Biola University in La Mirada, Calif., is set to launch a center mixing Christianity and the arts due in large part to the vision of renowned philanthropic couple Howard and Roberta Ahmanson, who are considered among the top influential evangelicals in the U.S.
"This new center will seek to celebrate the role and promise of the arts in understanding our world and in representing a version of truth and beauty to a world that stands in need of a reminder," said David P. Nystrom, Biola's provost and senior vice president. "We hope the Center will prompt us to recognize the beauty and brokenness of our world, and to foster within us affection for it while recognizing that it stands in need of the healing that is the promise of God."
The Center for Christianity, Culture, and the Arts, which plans to have an opening celebration next Friday, grew out of Biola University's first "Year of the Arts" in 2011-2012. As Visionary-in-Residence for that year, Roberta Green Ahmanson contributed to bringing a wide variety of artists and thinkers to the Biola campus.
Lectures, concerts, random acts of culture, art exhibitions and a charette to design a sacred space for a ranch serving men recovering from drug and alcohol abuse, homelessness and prison time were all part of that year, centered on the theme "Sanctuary and Sacred Space," Biola officials said.
"We have launched the Center because we believe in the power of art," Nystrom writes in an announcement on the school's website. "It is especially needful, perhaps, in an age prizing immediate and utilitarian visions. Art has the capacity to remind us of who we are, of where we have been, and of that to which we should aspire. It can open before us the long story of human endeavor, of our brokenness and our capacity for beauty and our need for healing and reconciliation. It has the potential to express the deepest truth about ourselves."
He added that, through the Center, the college hopes to afford the Biola community and greater Los Angeles with a wide variety of opportunities to "experience and think about the arts and about that which artistic expression can teach us."
The university program also hopes to encourage younger artists with "visions for the possible" and for accomplished artists to have a gathering space to learn from each other and to grow.
Howard and Roberta Ahmanson have supported the arts for several decades. They have sponsored major exhibitions at the National Gallery in London and at the Hirshhorn Museum at the Smithsonian in Washington, D.C., according to the university. In addition, Roberta Ahmanson is a member of the Collectors Committee of the National Gallery in Washington, D.C. She is a frequent speaker for the International Arts Movement in New York and has spoken about the relationship between faith, culture, and the role of the arts in public life throughout the world.
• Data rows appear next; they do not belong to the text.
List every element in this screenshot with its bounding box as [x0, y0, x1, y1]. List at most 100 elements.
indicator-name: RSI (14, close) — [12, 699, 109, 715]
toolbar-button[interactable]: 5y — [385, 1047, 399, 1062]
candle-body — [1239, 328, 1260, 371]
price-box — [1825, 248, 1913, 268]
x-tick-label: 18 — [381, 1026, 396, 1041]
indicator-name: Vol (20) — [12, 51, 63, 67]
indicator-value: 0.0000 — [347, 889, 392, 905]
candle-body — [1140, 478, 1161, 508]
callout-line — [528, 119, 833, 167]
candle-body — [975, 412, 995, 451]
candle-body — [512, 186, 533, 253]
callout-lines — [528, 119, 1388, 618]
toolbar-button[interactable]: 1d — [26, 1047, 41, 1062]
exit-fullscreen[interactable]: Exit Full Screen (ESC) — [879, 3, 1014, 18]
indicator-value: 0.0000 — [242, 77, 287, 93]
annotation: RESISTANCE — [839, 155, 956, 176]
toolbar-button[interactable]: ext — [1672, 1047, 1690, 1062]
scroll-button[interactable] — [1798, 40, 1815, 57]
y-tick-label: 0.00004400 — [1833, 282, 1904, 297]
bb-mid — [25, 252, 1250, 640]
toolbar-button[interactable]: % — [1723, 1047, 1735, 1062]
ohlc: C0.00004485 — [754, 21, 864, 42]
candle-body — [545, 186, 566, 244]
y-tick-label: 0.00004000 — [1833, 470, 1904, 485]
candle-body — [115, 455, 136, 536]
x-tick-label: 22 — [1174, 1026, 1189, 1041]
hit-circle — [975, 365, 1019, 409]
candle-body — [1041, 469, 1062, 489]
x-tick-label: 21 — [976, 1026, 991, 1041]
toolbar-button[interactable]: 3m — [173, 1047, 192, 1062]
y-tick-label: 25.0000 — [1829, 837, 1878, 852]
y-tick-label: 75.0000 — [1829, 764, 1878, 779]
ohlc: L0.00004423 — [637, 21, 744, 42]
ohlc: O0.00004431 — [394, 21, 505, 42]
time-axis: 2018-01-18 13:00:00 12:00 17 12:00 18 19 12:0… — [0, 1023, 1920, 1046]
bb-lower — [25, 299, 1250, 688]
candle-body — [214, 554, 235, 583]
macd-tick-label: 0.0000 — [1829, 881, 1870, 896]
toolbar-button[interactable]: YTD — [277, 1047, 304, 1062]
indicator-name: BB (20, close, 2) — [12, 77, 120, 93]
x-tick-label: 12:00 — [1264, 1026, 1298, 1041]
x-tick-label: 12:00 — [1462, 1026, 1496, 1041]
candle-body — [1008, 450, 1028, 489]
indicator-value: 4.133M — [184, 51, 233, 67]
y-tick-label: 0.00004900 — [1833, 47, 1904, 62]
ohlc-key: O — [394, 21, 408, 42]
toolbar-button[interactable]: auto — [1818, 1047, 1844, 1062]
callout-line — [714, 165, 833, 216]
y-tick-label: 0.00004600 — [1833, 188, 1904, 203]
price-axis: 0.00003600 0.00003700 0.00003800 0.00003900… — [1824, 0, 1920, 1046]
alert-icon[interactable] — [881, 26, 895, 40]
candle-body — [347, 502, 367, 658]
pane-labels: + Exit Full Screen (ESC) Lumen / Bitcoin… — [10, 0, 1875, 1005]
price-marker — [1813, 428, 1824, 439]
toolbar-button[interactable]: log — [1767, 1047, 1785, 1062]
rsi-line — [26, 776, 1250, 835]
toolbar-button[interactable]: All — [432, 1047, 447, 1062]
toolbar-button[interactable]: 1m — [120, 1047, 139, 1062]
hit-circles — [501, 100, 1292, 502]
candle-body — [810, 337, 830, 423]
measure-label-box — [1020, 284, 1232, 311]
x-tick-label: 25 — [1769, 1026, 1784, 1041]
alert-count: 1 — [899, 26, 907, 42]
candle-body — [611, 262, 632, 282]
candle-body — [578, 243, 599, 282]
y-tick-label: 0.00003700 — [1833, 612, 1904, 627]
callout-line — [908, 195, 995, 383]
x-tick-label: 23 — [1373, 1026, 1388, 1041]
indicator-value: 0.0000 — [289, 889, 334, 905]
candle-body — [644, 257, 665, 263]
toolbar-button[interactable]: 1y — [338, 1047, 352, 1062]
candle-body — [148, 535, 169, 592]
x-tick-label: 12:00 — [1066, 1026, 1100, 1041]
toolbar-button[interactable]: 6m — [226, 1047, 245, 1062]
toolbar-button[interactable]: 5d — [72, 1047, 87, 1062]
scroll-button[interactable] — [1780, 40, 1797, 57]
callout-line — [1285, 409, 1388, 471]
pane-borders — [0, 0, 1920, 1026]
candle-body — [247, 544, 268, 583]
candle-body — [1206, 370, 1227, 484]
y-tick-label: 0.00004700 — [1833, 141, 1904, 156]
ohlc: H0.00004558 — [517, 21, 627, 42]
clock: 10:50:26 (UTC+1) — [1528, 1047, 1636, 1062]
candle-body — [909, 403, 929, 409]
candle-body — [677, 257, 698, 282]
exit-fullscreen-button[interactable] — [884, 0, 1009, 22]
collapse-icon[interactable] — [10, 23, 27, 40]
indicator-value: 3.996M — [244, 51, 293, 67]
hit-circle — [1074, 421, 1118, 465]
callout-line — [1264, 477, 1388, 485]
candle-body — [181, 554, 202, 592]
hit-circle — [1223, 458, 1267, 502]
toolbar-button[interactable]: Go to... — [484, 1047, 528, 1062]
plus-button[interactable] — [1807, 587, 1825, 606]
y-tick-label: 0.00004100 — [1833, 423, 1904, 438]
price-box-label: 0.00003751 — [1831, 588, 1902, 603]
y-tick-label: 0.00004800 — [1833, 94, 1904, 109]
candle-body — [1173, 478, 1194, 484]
In 2005, Time Magazine listed the Ahmansons among the 25 "most influential U.S. evangelicals." The Ahmansons make their contributions through Fieldstead and Company, a private philanthropy founded by Howard Ahmanson in 1979.
Biola received a $750,000 grant from Fieldstead and Company to establish the new center.
The opening night event on Friday includes the newly renovated art gallery featuring the show, "Amass: The Paintings of Linnéa Gabriella Spransy." Later in the evening, a formal program will commence outside the gallery featuring Dana Gioia, Judge Widney Professor of Poetry and Public Culture, USC, and Howard and Roberta Ahmanson. The gallery will be dedicated to Roberta's parents, Earl and Virginia Green.
The event, open for free to the public, will also include a jazz concert on the lawn in the middle of Biola's campus adjacent to the art gallery. Biola professor and renowned jazz musician Rique Pantoja has assembled four other powerful jazz artists to join him. The five musicians – Rique Pantoja, keyboard; Alex Acuña, drums and percussion; Abe Laboriel, Sr., bass; Mike Bagasao, sax; and gospel vocalist, Linda McCrary – share a spiritual and artistic depth as they play across musical idioms encompassing jazz, contemporary Christian, Latin and gospel music forms.